La figura di Giovanni Amendola, a cui è intitolato l’Istituto Nazionale di Previdenza dei Giornalisti, torna al centro di un rinnovato interesse storiografico e culturale alla vigilia dei 100 anni dalla morte. Un interesse che intreccia il centenario della fondazione dell’INPGI stesso (1926).
Aperta dal presidente della Camera, Roberto Fontana, giovedì 25 settembre, la giornata di studi ha avviato, in sala della Lupa, a Montecitorio, le iniziative per il centenario amendoliano, presenti anche il vicepresidente Inpgi, Mattia Motta e il segretario generale della Fondazione Murialdi sul giornalismo Giancarlo Tartaglia.
“Amendola, filosofo di formazione crociana, intellettuale raffinato e politico coraggioso, ha incarnato come pochi l’idea di una ragione che non resta astratta ma diventa azione, scelta politica e impegno civile”, ha ricordato la professoressa Emma Giammattei nella sua relazione sul pensiero profondo del liberale. Fu Amendola a coniare per primo la parola “totalitarismo”, apparsa sul giornale “Il Mondo” che lui stesso fondò, un lemma capace di cogliere nella sua radicalità la minaccia che incombeva sull’Italia e sull’Europa.
Sul tratto più prettamente biografico e politico si è soffermato lo storico Elio d’Auria. L’Amendola parlamentare liberale, oppositore e vittima del fascismo perché difensore delle libertà costituzionali; l’antifascista, il leader aventiniano, il protagonista di una stagione segnata dall’omicidio Matteotti.

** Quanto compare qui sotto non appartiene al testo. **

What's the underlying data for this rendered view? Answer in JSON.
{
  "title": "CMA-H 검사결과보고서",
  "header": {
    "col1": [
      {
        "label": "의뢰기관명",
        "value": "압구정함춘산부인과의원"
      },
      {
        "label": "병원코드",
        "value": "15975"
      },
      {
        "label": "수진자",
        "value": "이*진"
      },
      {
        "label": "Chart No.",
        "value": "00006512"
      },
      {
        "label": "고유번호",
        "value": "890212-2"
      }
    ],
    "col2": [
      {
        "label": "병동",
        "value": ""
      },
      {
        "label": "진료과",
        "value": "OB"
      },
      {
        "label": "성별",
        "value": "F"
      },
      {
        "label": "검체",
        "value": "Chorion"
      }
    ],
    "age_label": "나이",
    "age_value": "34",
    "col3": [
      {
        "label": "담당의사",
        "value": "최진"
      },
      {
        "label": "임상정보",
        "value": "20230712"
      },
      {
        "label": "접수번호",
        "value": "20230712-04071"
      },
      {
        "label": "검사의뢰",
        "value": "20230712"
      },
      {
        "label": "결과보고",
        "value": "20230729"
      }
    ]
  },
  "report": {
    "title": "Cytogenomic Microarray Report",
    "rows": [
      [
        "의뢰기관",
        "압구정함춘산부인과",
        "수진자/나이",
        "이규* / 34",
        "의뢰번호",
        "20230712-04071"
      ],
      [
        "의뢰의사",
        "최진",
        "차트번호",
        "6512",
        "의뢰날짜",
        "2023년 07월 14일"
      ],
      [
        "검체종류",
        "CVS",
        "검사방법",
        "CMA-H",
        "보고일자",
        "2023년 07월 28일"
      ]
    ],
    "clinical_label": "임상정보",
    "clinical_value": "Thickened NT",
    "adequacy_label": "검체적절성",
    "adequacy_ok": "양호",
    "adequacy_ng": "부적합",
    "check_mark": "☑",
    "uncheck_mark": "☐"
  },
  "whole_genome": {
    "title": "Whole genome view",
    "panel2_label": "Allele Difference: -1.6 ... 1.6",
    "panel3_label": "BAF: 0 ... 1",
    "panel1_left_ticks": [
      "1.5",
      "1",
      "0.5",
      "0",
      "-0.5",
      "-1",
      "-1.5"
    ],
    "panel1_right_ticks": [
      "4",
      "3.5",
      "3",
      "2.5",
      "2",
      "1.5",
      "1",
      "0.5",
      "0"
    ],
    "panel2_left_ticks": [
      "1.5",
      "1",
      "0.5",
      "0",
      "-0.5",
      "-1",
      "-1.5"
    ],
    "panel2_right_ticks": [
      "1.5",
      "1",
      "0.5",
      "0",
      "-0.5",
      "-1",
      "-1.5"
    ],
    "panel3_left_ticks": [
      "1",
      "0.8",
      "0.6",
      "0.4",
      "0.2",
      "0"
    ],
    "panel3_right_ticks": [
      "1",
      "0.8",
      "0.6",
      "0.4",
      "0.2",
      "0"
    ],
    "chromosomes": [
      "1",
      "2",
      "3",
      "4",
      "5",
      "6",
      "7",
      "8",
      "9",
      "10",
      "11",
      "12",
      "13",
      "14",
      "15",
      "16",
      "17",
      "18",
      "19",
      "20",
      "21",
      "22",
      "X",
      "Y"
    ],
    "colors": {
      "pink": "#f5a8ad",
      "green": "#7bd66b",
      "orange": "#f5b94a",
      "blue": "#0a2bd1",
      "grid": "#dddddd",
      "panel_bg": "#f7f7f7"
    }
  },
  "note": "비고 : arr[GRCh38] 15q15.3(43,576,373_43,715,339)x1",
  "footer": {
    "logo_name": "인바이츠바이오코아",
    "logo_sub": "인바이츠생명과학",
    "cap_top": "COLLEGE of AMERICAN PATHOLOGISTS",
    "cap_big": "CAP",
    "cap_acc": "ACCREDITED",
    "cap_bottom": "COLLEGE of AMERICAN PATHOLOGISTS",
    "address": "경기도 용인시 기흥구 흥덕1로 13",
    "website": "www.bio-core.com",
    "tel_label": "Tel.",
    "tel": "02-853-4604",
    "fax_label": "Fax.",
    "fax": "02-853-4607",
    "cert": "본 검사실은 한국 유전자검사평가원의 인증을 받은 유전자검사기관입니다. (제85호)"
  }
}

Dopo quell’assassinio, Amendola divenne un simbolo della resistenza morale al regime, fino alle violenze subite dagli squadristi che ne causarono la morte nel 1926.
Negli ultimi anni il profilo di Amendola è stato ridisegnato da studi che ne hanno messo in luce tanto la profondità di pensiero quanto la complessità del percorso politico. Da un lato, i contributi accademici – come quelli tracciati dalla letteratura emerita di matrice filosofica e giuridica – dall’altro, ricostruzioni di taglio storico, come le biografie in uscita l’anno prossimo dello stesso D’Auria e, con un taglio più divulgativo, di Antonio Carioti, giornalista del Corriere della Sera, che mirano a restituirne il ruolo a un pubblico ampio.

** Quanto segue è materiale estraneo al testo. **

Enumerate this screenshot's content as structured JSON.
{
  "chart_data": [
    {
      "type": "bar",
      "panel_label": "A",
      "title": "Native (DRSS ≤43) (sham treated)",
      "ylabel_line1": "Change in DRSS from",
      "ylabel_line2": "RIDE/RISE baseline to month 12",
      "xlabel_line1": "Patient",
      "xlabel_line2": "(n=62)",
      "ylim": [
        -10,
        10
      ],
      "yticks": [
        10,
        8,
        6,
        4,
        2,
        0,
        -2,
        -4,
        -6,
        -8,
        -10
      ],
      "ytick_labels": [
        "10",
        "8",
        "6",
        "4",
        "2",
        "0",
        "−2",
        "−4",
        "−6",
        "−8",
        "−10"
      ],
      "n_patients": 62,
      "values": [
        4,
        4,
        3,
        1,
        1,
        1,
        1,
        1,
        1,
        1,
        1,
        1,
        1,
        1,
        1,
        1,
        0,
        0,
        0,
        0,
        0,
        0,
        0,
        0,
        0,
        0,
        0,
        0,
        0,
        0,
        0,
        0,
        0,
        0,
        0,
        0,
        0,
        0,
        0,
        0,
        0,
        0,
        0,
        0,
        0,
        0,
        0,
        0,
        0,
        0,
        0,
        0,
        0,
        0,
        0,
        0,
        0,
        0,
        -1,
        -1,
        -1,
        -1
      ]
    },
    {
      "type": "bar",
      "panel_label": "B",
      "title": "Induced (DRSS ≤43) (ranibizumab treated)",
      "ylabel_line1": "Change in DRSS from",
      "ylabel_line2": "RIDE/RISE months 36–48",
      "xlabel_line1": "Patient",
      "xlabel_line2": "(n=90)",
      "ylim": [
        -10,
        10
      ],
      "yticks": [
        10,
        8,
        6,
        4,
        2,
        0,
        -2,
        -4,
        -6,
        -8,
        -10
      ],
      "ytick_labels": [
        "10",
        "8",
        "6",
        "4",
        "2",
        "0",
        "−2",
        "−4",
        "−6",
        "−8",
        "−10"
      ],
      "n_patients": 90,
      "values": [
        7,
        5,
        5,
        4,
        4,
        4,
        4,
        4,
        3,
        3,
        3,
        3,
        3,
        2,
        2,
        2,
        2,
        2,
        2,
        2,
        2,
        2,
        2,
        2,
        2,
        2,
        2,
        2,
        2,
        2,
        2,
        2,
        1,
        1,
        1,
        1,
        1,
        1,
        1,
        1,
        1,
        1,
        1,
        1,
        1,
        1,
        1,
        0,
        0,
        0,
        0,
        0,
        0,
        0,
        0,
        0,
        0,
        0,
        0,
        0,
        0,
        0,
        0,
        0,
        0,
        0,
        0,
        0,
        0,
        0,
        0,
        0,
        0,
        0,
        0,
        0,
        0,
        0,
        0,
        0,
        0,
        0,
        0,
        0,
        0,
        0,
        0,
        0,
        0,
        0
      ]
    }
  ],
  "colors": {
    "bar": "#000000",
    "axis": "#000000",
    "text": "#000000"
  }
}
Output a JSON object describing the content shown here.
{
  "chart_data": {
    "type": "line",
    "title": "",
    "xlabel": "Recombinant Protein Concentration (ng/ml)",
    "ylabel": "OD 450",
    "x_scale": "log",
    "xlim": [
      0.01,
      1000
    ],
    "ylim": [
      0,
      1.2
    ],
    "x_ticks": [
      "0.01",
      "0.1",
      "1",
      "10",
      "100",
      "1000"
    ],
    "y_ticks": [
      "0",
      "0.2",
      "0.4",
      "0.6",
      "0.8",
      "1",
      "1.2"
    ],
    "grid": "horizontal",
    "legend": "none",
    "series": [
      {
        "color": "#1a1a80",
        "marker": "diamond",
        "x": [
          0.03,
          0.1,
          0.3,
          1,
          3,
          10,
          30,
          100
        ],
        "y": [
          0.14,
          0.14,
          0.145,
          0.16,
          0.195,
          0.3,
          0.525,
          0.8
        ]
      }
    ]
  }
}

Il nipote Giovanni Amendola ha infine ricordato i processi agli aggressori del nonno, sottolineando come la giustizia dell’epoca arrivò a derubricare a “omicidio preterintenzionale” l’assassinio politico, aprendo la strada a scarcerazioni e impunità. Una ferita che resta viva nella memoria repubblicana.
Il centenario si inserisce, dunque, dentro una storiografia ormai articolata, che intreccia l’eredità politica e culturale di Amendola con le vicende turbolente dell’Italia del Novecento. Fu in questo contesto che “l’altra famiglia amendoliana”, quella giornalistica, decise di intitolare a lui l’INPGI nel Dopoguerra, ricordandone il sacrificio come tributo-simbolo della comunità giornalistica italiana al totalitarismo fascista. “La memoria di Giovanni Amendola non riguarda solo il passato ma richiama ancora oggi alla responsabilità di una stampa libera, di un pensiero critico e di un impegno civile che sappia misurarsi con la storia e con le sfide del presente – ha commentato il vicepresidente Inpgi, Motta – Un uomo che ha creduto che la parola potesse essere più forte della violenza, che il giornalismo potesse educare alla libertà, che la politica dovesse restare servizio al bene comune e uno strumento per cambiare le cose. Amendola – conclude – ci ricorda che non basta opporsi al male: bisogna costruire il bene. È questo il lascito che portiamo con noi oggi”.